When British Petroleum’s (BP) Deepwater Horizon oil spill erupted in fire after an underwater explosion last April, it released nearly five million barrels of oil into the Gulf of Mexico — and led government and international politics major Hollis Beckner to hunt for ways to prevent it from happening again.

As part of Mason’s Undergraduate Apprenticeship Program, Beckner worked with Guido Cervone, assistant professor of environmental science and policy, on a research project evaluating the policies and technologies of oil drilling.

“I have a firm grasp of the policy-making process and a good understanding of the area as it relates to social policy; however I have had little to no exposure with scientific and technical policy,” Beckner says. “Examining this unfamiliar application of my education seemed like it would be a valuable and challenging opportunity.”

Beckner, a junior with a minor in public policy and management, looked at the ways corporations interacted with the federal government and how the interests of the two parties were balanced.

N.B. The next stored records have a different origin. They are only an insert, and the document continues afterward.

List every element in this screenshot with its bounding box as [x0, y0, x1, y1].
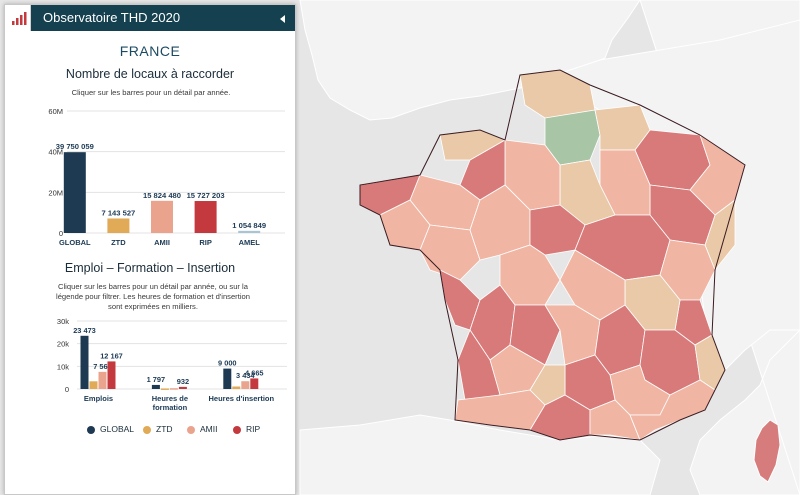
- chart-legend: GLOBAL ZTD AMII RIP: [5, 423, 295, 437]
- legend-dot-ztd: [143, 426, 151, 434]
- department[interactable]: [509, 304, 561, 366]
- x-tick-label: Heures d'insertion: [209, 394, 275, 403]
- y-tick-label: 20k: [57, 340, 69, 349]
- bar-global[interactable]: [223, 368, 232, 389]
- data-label: 932: [177, 377, 189, 386]
- x-tick-label: GLOBAL: [59, 238, 91, 247]
- bar-ztd[interactable]: [107, 218, 130, 233]
- x-tick-label: Emplois: [84, 394, 113, 403]
- data-label: 15 824 480: [143, 191, 181, 200]
- legend-label-ztd: ZTD: [156, 424, 173, 434]
- land-spain: [299, 414, 661, 495]
- panel-header: Observatoire THD 2020: [5, 5, 295, 31]
- legend-label-rip: RIP: [246, 424, 261, 434]
- bar-global[interactable]: [80, 335, 89, 389]
- corsica[interactable]: [753, 419, 781, 483]
- france-outline: [359, 69, 746, 441]
- y-tick-label: 30k: [57, 317, 69, 326]
- x-tick-label: Heures de: [152, 394, 188, 403]
- bar-rip[interactable]: [194, 201, 217, 233]
- legend-dot-rip: [233, 426, 241, 434]
- panel-body: FRANCE Nombre de locaux à raccorder Cliq…: [5, 31, 295, 494]
- panel-title: Observatoire THD 2020: [43, 10, 181, 25]
- y-tick-label: 40M: [48, 148, 63, 157]
- legend-label-amii: AMII: [200, 424, 218, 434]
- x-tick-label: RIP: [199, 238, 212, 247]
- bar-amii[interactable]: [241, 381, 250, 389]
- bar-ztd[interactable]: [160, 388, 169, 390]
- legend-label-global: GLOBAL: [100, 424, 135, 434]
- bar-amii[interactable]: [151, 200, 173, 233]
- caret-left-icon: [280, 15, 285, 23]
- land-uk: [299, 0, 641, 121]
- stats-panel: Observatoire THD 2020 FRANCE Nombre de l…: [4, 4, 296, 495]
- emploi-hint: Cliquer sur les barres pour un détail pa…: [56, 282, 250, 311]
- collapse-button[interactable]: [277, 12, 289, 24]
- bar-rip[interactable]: [178, 386, 187, 389]
- x-tick-label-cont: formation: [153, 403, 188, 412]
- bar-amii[interactable]: [169, 388, 178, 390]
- locaux-hint: Cliquer sur les barres pour un détail pa…: [71, 88, 231, 97]
- logo: [5, 5, 31, 31]
- bar-rip[interactable]: [107, 361, 116, 389]
- country-title: FRANCE: [119, 43, 181, 59]
- bar-global[interactable]: [63, 152, 86, 233]
- data-label: 7 564: [93, 362, 112, 371]
- bar-amii[interactable]: [98, 371, 107, 389]
- locaux-chart[interactable]: 0 20M 40M 60M 39 750 059 GLOBAL 7 143 527 ZTD 15…: [5, 101, 295, 251]
- legend-dot-global: [87, 426, 95, 434]
- x-tick-label: ZTD: [111, 238, 126, 247]
- locaux-title: Nombre de locaux à raccorder: [65, 67, 235, 81]
- data-label: 1 054 849: [232, 221, 266, 230]
- bar-amel[interactable]: [238, 230, 261, 233]
- data-label: 7 143 527: [102, 208, 136, 217]
- data-label: 1 797: [147, 375, 166, 384]
- x-tick-label: AMII: [154, 238, 170, 247]
- bar-ztd[interactable]: [232, 386, 241, 389]
- data-label: 23 473: [73, 326, 96, 335]
- bar-rip[interactable]: [250, 378, 259, 389]
- data-label: 4 665: [245, 368, 264, 377]
- data-label: 3 434: [236, 371, 255, 380]
- y-tick-label: 10k: [57, 362, 69, 371]
- data-label: 12 167: [100, 351, 123, 360]
- signal-icon: [12, 12, 27, 25]
- y-tick-label: 0: [65, 385, 69, 394]
- france-departments[interactable]: [359, 69, 746, 441]
- x-tick-label: AMEL: [239, 238, 261, 247]
- emploi-chart[interactable]: 0 10k 20k 30k 23 473 7 564 12 167 Emplois 1 797 9…: [5, 311, 295, 423]
- y-tick-label: 20M: [48, 188, 63, 197]
- data-label: 15 727 203: [187, 191, 225, 200]
- emploi-title: Emploi – Formation – Insertion: [64, 261, 236, 275]
- y-tick-label: 60M: [48, 107, 63, 116]
- y-tick-label: 0: [59, 229, 63, 238]
- bar-ztd[interactable]: [89, 381, 98, 389]
- data-label: 9 000: [218, 359, 237, 368]
- bar-global[interactable]: [151, 384, 160, 389]
- legend-dot-amii: [187, 426, 195, 434]
- data-label: 39 750 059: [56, 142, 94, 151]
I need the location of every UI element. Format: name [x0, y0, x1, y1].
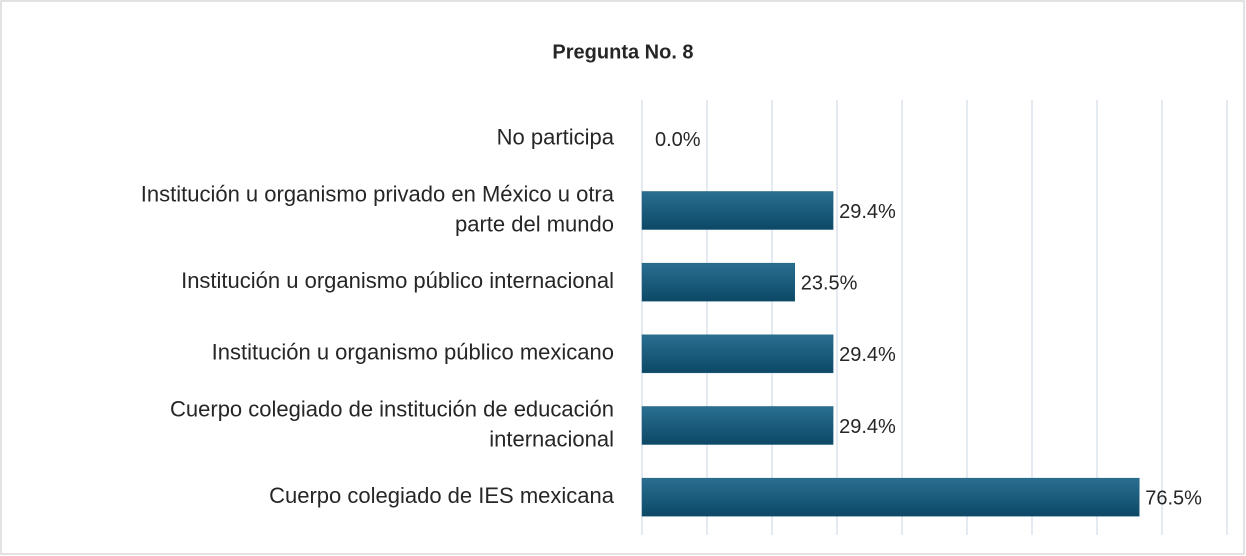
chart-title: Pregunta No. 8	[552, 41, 693, 63]
bar	[641, 191, 834, 230]
value-label: 76.5%	[1145, 487, 1202, 509]
bar	[641, 406, 834, 445]
y-tick-label: No participa	[497, 125, 615, 150]
value-label: 29.4%	[839, 201, 896, 223]
value-label: 29.4%	[839, 344, 896, 366]
value-label: 0.0%	[655, 129, 701, 151]
y-tick-label: Institución u organismo privado en Méxic…	[141, 181, 615, 236]
bar	[641, 477, 1140, 517]
bar	[641, 334, 834, 374]
y-tick-label: Cuerpo colegiado de IES mexicana	[269, 483, 615, 508]
y-tick-label: Institución u organismo público internac…	[181, 268, 614, 293]
value-label: 29.4%	[839, 416, 896, 438]
bar	[641, 262, 795, 302]
y-tick-label: Cuerpo colegiado de institución de educa…	[170, 396, 614, 451]
y-tick-label: Institución u organismo público mexicano	[212, 340, 614, 365]
value-label: 23.5%	[801, 272, 858, 294]
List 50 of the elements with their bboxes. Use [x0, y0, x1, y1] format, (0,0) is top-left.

Using the BP oil spill as a case study, Beckner identified the current policy determinants — financial incentives given to big industries, the way upfront benefits balance (or don’t balance) out long-term costs, and risk management — and developed new policy models that she believes are economically and environmentally responsible.

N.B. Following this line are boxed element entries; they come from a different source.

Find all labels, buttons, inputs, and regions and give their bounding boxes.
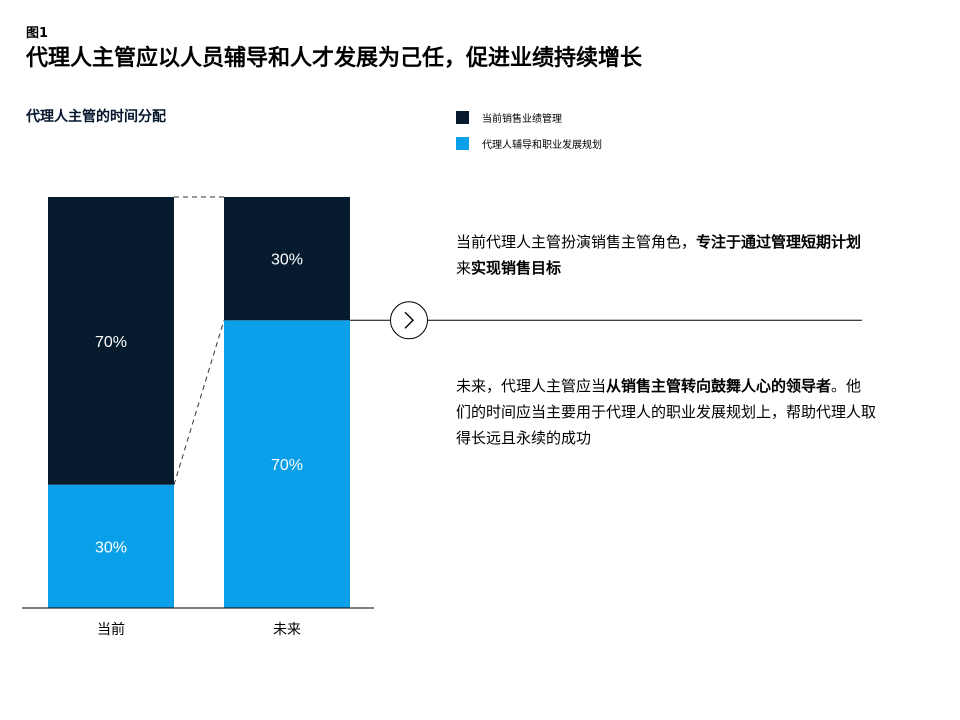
page-title: 代理人主管应以人员辅导和人才发展为己任，促进业绩持续增长 [26, 45, 643, 71]
note-current-bold-2: 实现销售目标 [471, 259, 562, 277]
note-current: 当前代理人主管扮演销售主管角色，专注于通过管理短期计划来实现销售目标 [456, 229, 876, 281]
category-label-1: 当前 [97, 621, 125, 638]
chart-title: 代理人主管的时间分配 [26, 109, 166, 125]
bar-1-segment-1 [48, 484, 174, 608]
legend-swatch-sales [456, 110, 469, 124]
data-label-2-1: 70% [271, 457, 303, 474]
chevron-right-icon [404, 311, 414, 329]
legend-item-coaching: 代理人辅导和职业发展规划 [456, 136, 602, 151]
chart-legend: 当前销售业绩管理 代理人辅导和职业发展规划 [456, 110, 602, 162]
connector-dashed-lower [173, 320, 225, 485]
bar-1-segment-2 [48, 197, 174, 485]
category-label-2: 未来 [273, 622, 301, 638]
note-future-text-1: 未来，代理人主管应当 [456, 377, 607, 395]
legend-item-sales: 当前销售业绩管理 [456, 110, 602, 125]
figure-label: 图1 [26, 26, 49, 41]
bar-2-segment-2 [224, 197, 350, 321]
data-label-2-2: 30% [271, 252, 303, 269]
note-current-text-1: 当前代理人主管扮演销售主管角色， [456, 233, 697, 251]
note-current-text-2: 来 [456, 259, 472, 277]
legend-label-sales: 当前销售业绩管理 [482, 113, 562, 125]
note-current-bold-1: 专注于通过管理短期计划 [696, 233, 862, 251]
note-future-text-2: 。他们的时间应当主要用于代理人的职业发展规划上，帮助代理人取得长远且永续的成功 [456, 377, 877, 447]
note-future-bold-1: 从销售主管转向鼓舞人心的领导者 [606, 377, 832, 395]
chevron-circle-icon [390, 301, 428, 340]
data-label-1-2: 70% [95, 334, 127, 351]
legend-swatch-coaching [456, 136, 469, 150]
note-future: 未来，代理人主管应当从销售主管转向鼓舞人心的领导者。他们的时间应当主要用于代理人… [456, 373, 876, 451]
bar-2-segment-1 [224, 320, 350, 608]
legend-label-coaching: 代理人辅导和职业发展规划 [482, 139, 602, 151]
data-label-1-1: 30% [95, 539, 127, 556]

“I’m very proud of the work Ms. Beckner has performed, and I think she will benefit greatly from this research,” says Cervone. “The undergraduate apprenticeship is a unique opportunity to expose young students to real-world research.”

As a result of her research, Beckner recommends that regulation should be placed with a single, centralized agency — not scattered throughout many agencies — to create consistency in monitoring technology, mandating safety mechanisms and enforcing regulations. She also believes the most important revision to current policy should be to create uniform standards for oil industry procedures, disaster plans and federal inspections.

“A thorough restructuring of the oil drilling leasing, inspection and disaster response models could completely revolutionize domestic oil production in a manner that protects the public, the environment and the federal government, while still preserving the industry,” says Beckner.

“These changes would better prepare the United States for the future of oil production and the future of the industry sector — and would protect against future disasters.”

Beckner would like to pursue a career in public policy, and says her real passion is social policy. She hopes to meet with local elected leaders and present her work on this project.

“I understand this area of research is politically charged and extremely complicated to navigate, but I believe my research is useful and revealing, even if only as an educational tool.”